Peygamberlik müessesesinin Allah, tevhid ve iman ile ilişkisi anlaşılmadan nübüvvetin doğru tanımlanması mümkün değildir. Müslüman toplumda dini düşüncenin neyin üzerine kurulu olduğu meselesi tartışılmıştır. İbnü’l Arabî’ye göre dini düşünce nübüvvet üzerinden Tanrı’nın kabul edilmesi esasına dayalıdır. Müslüman düşünürler nübüvvet müessesesinin gerekliliğine dair birçok delil ortaya koymuştur. Allah insana düşünmesi, bilmesi, doğruyu yanlıştan ayırt edebilmesi, davranışlarını denetleyebilmesi için akıl vermiş ve insanı yükümlülüğe tâbi tutmuştur. Allah bu yükümlükleri yani emir ve yasaklarını da peygamberler aracılığıyla insanlara ulaştırır. Dolayısıyla Allah’a iman eden kimse Allah’ın teklîflerini ulaştırmak için peygamber göndereceğine de iman etmiş olur. Her insanın akıl seviyesi, tecrübesi, yaşadığı ortam aynı olmadığı için akıl mutlak olarak hüküm verme yetkisinde değildir. İnsan aklı Allah’ın varlığını bulabilse de (Maturîdî ve Mutezile’ye göre) Allah’ın sıfatlarını, emir ve yasaklarını, ibadetleri nasıl yapacağını ancak nübüvvet ile öğrenebilir ve insan aklı bunları bilme konusunda yetersizdir. İnsanlar arasında dini ve dünyevi sebeplerden ötürü meydana gelen tartışmalar Allah’ın kendilerine göndermiş olduğu peygamberler vasıtasıyla çözüme kavuşturulmuştur. Peygamberler hem dini hükümleri hem de evrensel ahlâk değerleri insanlara açıklamak ve bunların uygulamalarını hayatlarına tatbik ederek insanlara örnek olmakla görevlendirilmişlerdir. Onlar ilahi emirlerin uygulanması konusunda insanlara rehberlik etmişlerdir. Nübüvvetin gerekliliği bunun gibi birçok delillerle açıklanabilir.

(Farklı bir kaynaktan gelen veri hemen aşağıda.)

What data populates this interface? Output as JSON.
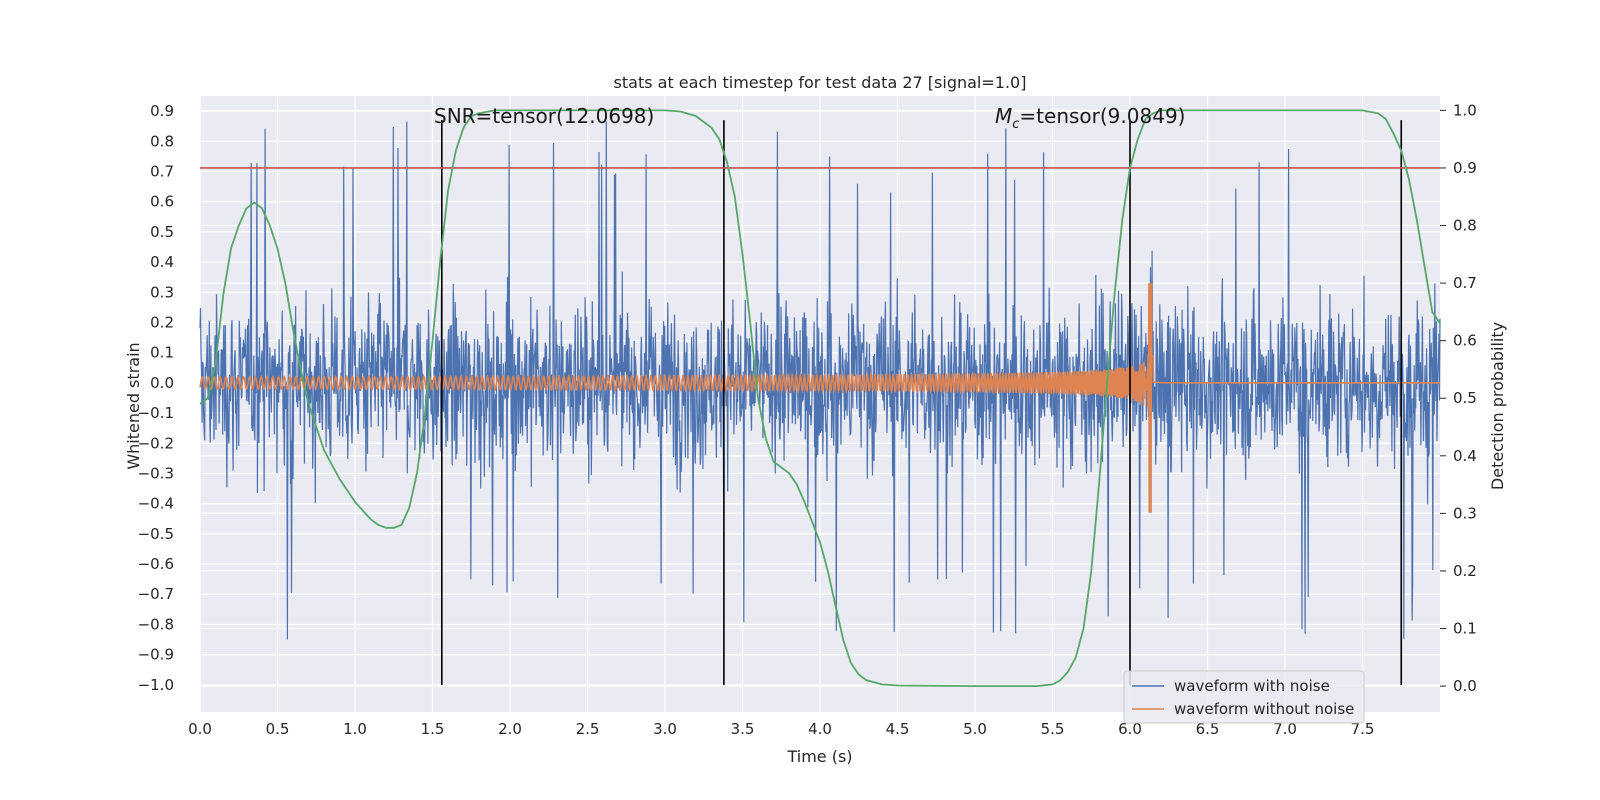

Tasavvuf ilmindeki nübüvvet anlayışı, sûfî gelenekte benimsenen peygamber tasavvuruyla açıklanabilir. Sûfîler, Hz. Peygamberin (sas) dinî ve ruhânî yaşantısını yaşayıp yaşatarak nesilden nesle aktarılmasını sağlamışlardır. İlk dönem sûfîleri ibadet ve Zühtü ile çokça meşgul oldukları için zâhid, âbid, nâsik şeklinde nitelendiriliyordu. Tasavvuf, Hz. Peygamberin (sas) sahâbe ilişkisinden kaynaklanır. Sûfiler de bu geleneği devam ettirmek için sohbet meclisleri oluşturmuşlardır ve bu sohbetlerdeki ilim, takva ve hitabet bakımından diğerlerinden daha önde olan kimseler rehber olarak görülmüştür. Tasavvuf zincirinin ilk halkasında Hz. Peygamber olduğu, Onun miracının tasavvuf ehli için Allah’ın huzuruna manevi yükseliş olduğu, hâl ve makamları kendilerine göre yorumlayan sûfilerin bu tasavvufi eğilimlerini Hz. Peygamber dönemine dayandırdıkları, tasavvuf erbâbı onu insan-ı kâmil, üsve-i hasene, insanlığın önderi, ümmetin şefaatçisi ve kendilerinin pîri olarak gördükleri için Hz. Peygamber’i rehber olarak görmüşlerdir. Sûfiler salavat-ı şerifeye özel vurguda bulunmuşlar ve zikir meclislerinde en çok salavatı tekrar etmişlerdir. Sûfîlerin peygamber tasavvurunda silsile geleneği önemlidir ve bu silsilenin Hz. Peygambere (sas) kadar ulaştığı anlayışı vardır. Zira tasavvufi hayatın temelinde de Hz. Peygamberin dini ve ruhâni yaşantısı yer almaktadır.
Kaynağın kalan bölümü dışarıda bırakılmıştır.